Une fois les obligations protocolaires terminées au Stade de France, les joueurs du Stade Toulousain ont enfin pu laisser éclater leur joie. La soirée ne faisait que commencer pour les quadruples champions de France.
Entre la fête organisée au Pullman Paris Montparnasse, un détour par la rue Princesse et un retour animé en train jusqu’à Toulouse, les Rouge et Noir ont pleinement savouré ce nouveau Bouclier de Brennus.
Midi Olympique détaille ces moments de joie.
Une troisième mi-temps jusqu’au lever du jour
Le groupe toulousain s’est retrouvé au Pullman Paris Montparnasse en compagnie de ses familles, de ses proches et de plusieurs figures bien connues du club.
Très rapidement, Jack Willis s’est emparé de la scène pour pousser la chanson, tandis que Peato Mauvaka mettait l’ambiance avec son énergie habituelle.
Antoine Dupont a lui aussi participé à la fête en enchaînant quelques pas de danse.
Lorsque le jour s’est levé, les plus motivés ont prolongé la soirée du côté de la rue Princesse, lieu incontournable des troisièmes mi-temps parisiennes.
Une ambiance de fête jusque dans le train
Quelques heures plus tard, malgré une nuit très courte, les Toulousains avaient rendez-vous à la gare Montparnasse pour rentrer en Haute-Garonne.
L’ambiance a rapidement gagné le TGV affrété pour l’équipe.

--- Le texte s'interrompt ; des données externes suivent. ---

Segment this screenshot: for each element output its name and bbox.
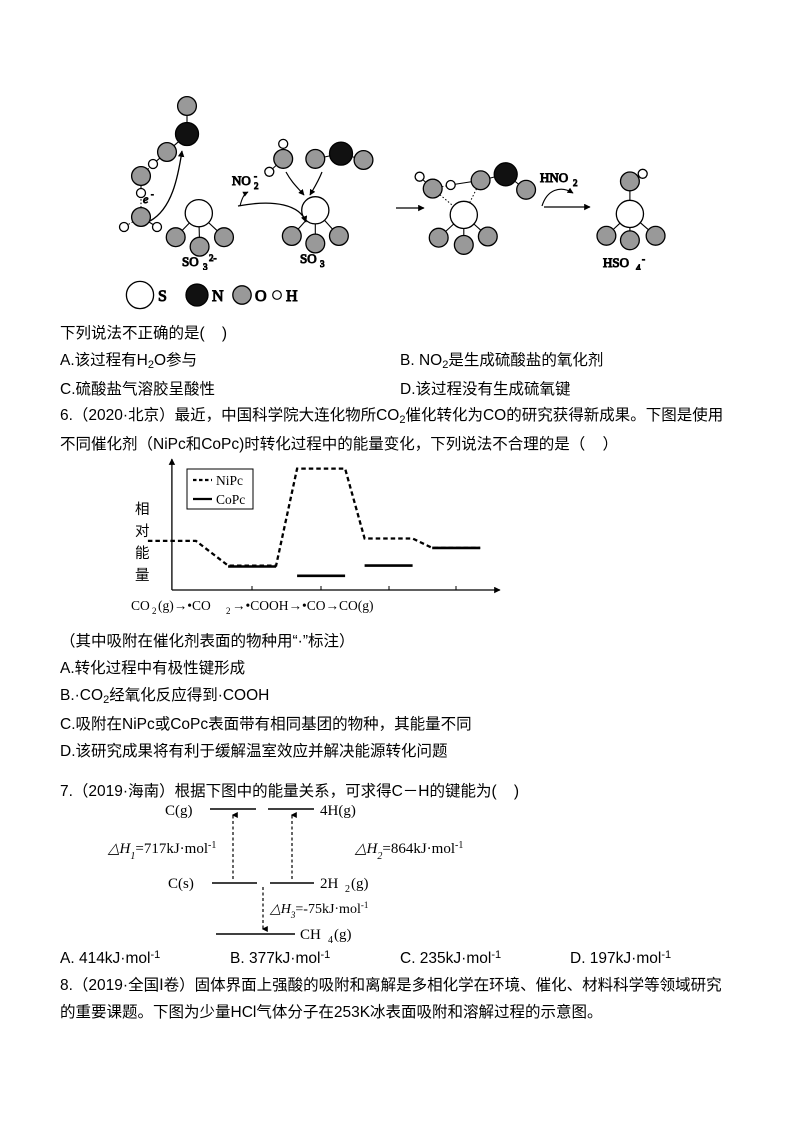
svg-text:e: e — [143, 192, 149, 206]
svg-text:量: 量 — [135, 568, 150, 584]
svg-text:2H: 2H — [320, 876, 339, 892]
svg-text:2: 2 — [345, 884, 350, 895]
svg-text:2: 2 — [226, 606, 231, 616]
svg-text:2-: 2- — [209, 253, 217, 263]
svg-text:HSO: HSO — [603, 255, 629, 270]
svg-text:4H(g): 4H(g) — [320, 805, 356, 819]
svg-text:△H1=717kJ·mol-1: △H1=717kJ·mol-1 — [107, 840, 216, 862]
svg-text:△H2=864kJ·mol-1: △H2=864kJ·mol-1 — [354, 840, 463, 862]
svg-text:相: 相 — [135, 501, 150, 518]
svg-text:-: - — [151, 190, 154, 199]
svg-text:→•COOH→•CO→CO(g): →•COOH→•CO→CO(g) — [232, 598, 373, 613]
svg-text:C(s): C(s) — [168, 876, 194, 892]
svg-text:4: 4 — [328, 935, 333, 945]
svg-text:-: - — [254, 171, 257, 181]
svg-text:NiPc: NiPc — [216, 473, 243, 488]
svg-text:能: 能 — [135, 545, 150, 562]
svg-text:S: S — [158, 288, 167, 305]
svg-text:-: - — [642, 254, 645, 264]
svg-text:2: 2 — [152, 606, 157, 616]
svg-text:(g): (g) — [334, 927, 352, 943]
svg-text:3: 3 — [320, 259, 325, 269]
svg-text:2: 2 — [573, 178, 578, 188]
svg-text:(g): (g) — [351, 876, 369, 892]
svg-text:2: 2 — [254, 181, 259, 191]
svg-text:H: H — [286, 288, 298, 305]
svg-text:N: N — [212, 288, 224, 305]
svg-text:(g)→•CO: (g)→•CO — [158, 598, 211, 613]
svg-text:4: 4 — [636, 263, 641, 270]
svg-text:NO: NO — [232, 173, 251, 188]
svg-text:对: 对 — [135, 523, 150, 540]
svg-text:CoPc: CoPc — [216, 492, 245, 507]
svg-text:CO: CO — [131, 598, 150, 613]
svg-text:O: O — [255, 288, 267, 305]
svg-text:SO: SO — [182, 254, 199, 269]
svg-text:△H3=-75kJ·mol-1: △H3=-75kJ·mol-1 — [269, 900, 368, 920]
svg-text:SO: SO — [300, 251, 317, 266]
svg-text:HNO: HNO — [540, 170, 568, 185]
svg-text:CH: CH — [300, 927, 321, 943]
svg-text:3: 3 — [203, 262, 208, 270]
svg-text:C(g): C(g) — [165, 805, 193, 819]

Jack Willis a continué le spectacle, provoquant au passage une plaisanterie de Blair Kinghorn.
L’Écossais a lancé à son coéquipier avec le sourire :
« Oh Jack, t’es là mais il n’y a pas de ballon à gratter ! »

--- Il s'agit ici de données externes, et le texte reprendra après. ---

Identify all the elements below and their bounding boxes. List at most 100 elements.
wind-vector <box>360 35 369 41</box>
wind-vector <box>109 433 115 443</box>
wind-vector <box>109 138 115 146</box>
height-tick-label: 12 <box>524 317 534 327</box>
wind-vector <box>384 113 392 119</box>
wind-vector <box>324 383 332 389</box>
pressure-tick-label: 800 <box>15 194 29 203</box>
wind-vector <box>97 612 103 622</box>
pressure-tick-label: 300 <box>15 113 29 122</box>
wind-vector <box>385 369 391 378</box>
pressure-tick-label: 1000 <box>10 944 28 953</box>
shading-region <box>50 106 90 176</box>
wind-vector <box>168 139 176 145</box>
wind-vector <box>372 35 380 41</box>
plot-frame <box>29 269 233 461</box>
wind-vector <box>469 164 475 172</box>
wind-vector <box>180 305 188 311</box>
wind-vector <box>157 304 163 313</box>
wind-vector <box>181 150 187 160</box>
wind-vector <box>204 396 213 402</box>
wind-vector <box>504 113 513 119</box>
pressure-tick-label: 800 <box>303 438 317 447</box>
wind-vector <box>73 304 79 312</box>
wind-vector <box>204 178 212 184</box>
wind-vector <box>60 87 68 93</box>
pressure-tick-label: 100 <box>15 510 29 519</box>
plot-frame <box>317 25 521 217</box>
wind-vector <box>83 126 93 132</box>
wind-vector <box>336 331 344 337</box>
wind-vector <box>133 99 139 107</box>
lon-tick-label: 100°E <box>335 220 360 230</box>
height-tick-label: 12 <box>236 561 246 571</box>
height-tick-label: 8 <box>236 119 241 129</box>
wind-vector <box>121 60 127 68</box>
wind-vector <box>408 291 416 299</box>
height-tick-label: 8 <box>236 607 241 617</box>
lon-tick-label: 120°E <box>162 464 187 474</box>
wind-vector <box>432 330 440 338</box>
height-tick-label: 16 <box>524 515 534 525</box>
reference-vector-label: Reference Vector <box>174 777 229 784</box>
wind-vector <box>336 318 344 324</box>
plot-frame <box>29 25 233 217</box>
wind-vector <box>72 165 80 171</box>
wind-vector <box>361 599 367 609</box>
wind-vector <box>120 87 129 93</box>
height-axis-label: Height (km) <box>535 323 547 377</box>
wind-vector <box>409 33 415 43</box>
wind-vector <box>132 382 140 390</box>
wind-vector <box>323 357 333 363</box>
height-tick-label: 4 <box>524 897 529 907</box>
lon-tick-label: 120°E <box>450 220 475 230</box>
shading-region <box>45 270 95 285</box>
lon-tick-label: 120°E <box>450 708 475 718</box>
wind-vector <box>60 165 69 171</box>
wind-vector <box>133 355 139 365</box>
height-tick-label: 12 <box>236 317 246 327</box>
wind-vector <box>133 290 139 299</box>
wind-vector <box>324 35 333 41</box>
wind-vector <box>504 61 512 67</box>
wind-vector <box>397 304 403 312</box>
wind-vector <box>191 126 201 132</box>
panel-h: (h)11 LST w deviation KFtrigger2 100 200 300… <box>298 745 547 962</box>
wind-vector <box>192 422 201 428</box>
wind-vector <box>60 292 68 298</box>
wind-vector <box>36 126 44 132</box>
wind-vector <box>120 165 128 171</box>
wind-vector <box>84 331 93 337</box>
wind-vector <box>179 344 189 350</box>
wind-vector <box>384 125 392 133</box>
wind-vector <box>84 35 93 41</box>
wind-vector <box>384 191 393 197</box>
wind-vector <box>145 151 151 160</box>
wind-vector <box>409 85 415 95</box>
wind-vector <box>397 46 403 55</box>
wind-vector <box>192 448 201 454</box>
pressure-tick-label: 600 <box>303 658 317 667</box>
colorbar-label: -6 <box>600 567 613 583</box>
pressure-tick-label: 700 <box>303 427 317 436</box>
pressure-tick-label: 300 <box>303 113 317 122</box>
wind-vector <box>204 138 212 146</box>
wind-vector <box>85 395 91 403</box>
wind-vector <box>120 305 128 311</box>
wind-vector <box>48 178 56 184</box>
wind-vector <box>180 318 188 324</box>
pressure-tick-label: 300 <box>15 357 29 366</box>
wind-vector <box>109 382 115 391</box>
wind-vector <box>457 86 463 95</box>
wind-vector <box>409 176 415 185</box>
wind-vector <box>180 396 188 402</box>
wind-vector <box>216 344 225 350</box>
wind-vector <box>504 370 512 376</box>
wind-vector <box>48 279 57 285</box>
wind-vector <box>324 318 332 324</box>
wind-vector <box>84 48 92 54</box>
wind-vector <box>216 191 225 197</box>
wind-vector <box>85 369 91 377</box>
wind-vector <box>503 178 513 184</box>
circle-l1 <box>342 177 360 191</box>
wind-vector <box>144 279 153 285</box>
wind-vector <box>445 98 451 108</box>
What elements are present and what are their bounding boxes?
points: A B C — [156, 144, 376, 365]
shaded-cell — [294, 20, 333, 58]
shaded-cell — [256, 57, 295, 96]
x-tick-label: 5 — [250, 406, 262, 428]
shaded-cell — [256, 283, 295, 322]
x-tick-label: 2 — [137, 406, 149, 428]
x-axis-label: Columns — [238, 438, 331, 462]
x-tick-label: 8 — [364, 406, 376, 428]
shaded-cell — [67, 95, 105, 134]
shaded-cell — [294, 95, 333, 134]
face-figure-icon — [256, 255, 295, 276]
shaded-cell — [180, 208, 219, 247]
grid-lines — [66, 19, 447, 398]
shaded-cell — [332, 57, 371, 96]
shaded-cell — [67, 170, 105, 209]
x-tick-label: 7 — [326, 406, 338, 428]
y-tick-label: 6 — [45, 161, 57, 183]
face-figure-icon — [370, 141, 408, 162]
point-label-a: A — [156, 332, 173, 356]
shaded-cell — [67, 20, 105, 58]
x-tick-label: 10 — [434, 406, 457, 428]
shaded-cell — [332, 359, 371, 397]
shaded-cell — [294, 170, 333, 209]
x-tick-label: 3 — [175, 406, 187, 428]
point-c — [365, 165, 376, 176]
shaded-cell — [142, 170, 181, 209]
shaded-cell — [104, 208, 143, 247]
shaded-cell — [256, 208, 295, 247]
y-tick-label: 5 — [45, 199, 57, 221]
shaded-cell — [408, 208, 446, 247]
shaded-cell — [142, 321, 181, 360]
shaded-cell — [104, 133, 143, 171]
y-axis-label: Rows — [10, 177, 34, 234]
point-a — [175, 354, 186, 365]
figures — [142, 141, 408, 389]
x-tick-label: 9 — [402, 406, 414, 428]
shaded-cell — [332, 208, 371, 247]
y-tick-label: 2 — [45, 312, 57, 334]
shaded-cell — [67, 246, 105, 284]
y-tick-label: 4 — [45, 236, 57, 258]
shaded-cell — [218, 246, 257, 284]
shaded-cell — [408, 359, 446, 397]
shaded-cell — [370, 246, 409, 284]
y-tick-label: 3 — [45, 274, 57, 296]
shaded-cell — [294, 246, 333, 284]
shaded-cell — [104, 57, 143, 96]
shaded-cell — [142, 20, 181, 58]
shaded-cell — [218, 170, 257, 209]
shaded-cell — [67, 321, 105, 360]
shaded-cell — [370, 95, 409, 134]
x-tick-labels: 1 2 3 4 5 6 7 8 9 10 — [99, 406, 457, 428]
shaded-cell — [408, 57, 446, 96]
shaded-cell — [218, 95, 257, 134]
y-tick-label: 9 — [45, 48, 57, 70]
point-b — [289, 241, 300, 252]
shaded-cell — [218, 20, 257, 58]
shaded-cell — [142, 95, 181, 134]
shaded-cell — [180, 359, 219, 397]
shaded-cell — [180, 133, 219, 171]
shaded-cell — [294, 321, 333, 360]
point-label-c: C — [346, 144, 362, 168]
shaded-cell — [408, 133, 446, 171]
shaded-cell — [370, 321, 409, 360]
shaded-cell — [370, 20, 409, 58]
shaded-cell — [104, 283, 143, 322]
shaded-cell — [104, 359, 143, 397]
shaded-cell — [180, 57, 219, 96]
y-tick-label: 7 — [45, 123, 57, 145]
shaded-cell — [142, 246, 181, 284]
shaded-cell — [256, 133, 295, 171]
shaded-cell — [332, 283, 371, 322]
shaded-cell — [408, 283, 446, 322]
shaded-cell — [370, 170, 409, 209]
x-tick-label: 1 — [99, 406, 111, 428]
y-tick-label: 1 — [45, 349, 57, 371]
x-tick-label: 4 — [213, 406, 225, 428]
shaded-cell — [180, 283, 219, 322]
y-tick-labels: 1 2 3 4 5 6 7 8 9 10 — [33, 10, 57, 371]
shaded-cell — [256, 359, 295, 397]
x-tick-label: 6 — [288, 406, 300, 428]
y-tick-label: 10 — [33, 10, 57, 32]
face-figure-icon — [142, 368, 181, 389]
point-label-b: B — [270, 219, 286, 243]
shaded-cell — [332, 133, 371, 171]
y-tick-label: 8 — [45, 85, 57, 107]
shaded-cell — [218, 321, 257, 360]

Pendant qu’Antoine Dupont profitait du voyage pour récupérer, Joe Tekori s’est improvisé DJ, enchaînant les morceaux dans le wagon-bar.
Le Bouclier de Brennus, lui, a trouvé une utilisation inattendue en servant de plateau pour les rafraîchissements des champions de France.
Un retour mouvementé à Toulouse
Durant le trajet, Didier Lacroix a multiplié les appels afin de trouver une solution après l’annulation de la réception prévue au Capitole en raison des risques d’orages.
Le président du Stade Toulousain a finalement organisé un accueil à Ernest-Wallon, tout en conservant son sens de l’humour.
En traversant un wagon, il a lancé :
« C’est beaucoup trop calme ici, je vais dans un autre. »
À l’arrivée en gare Matabiau, de nombreux supporters attendaient déjà les joueurs pour célébrer avec eux ce quatrième Bouclier de Brennus consécutif.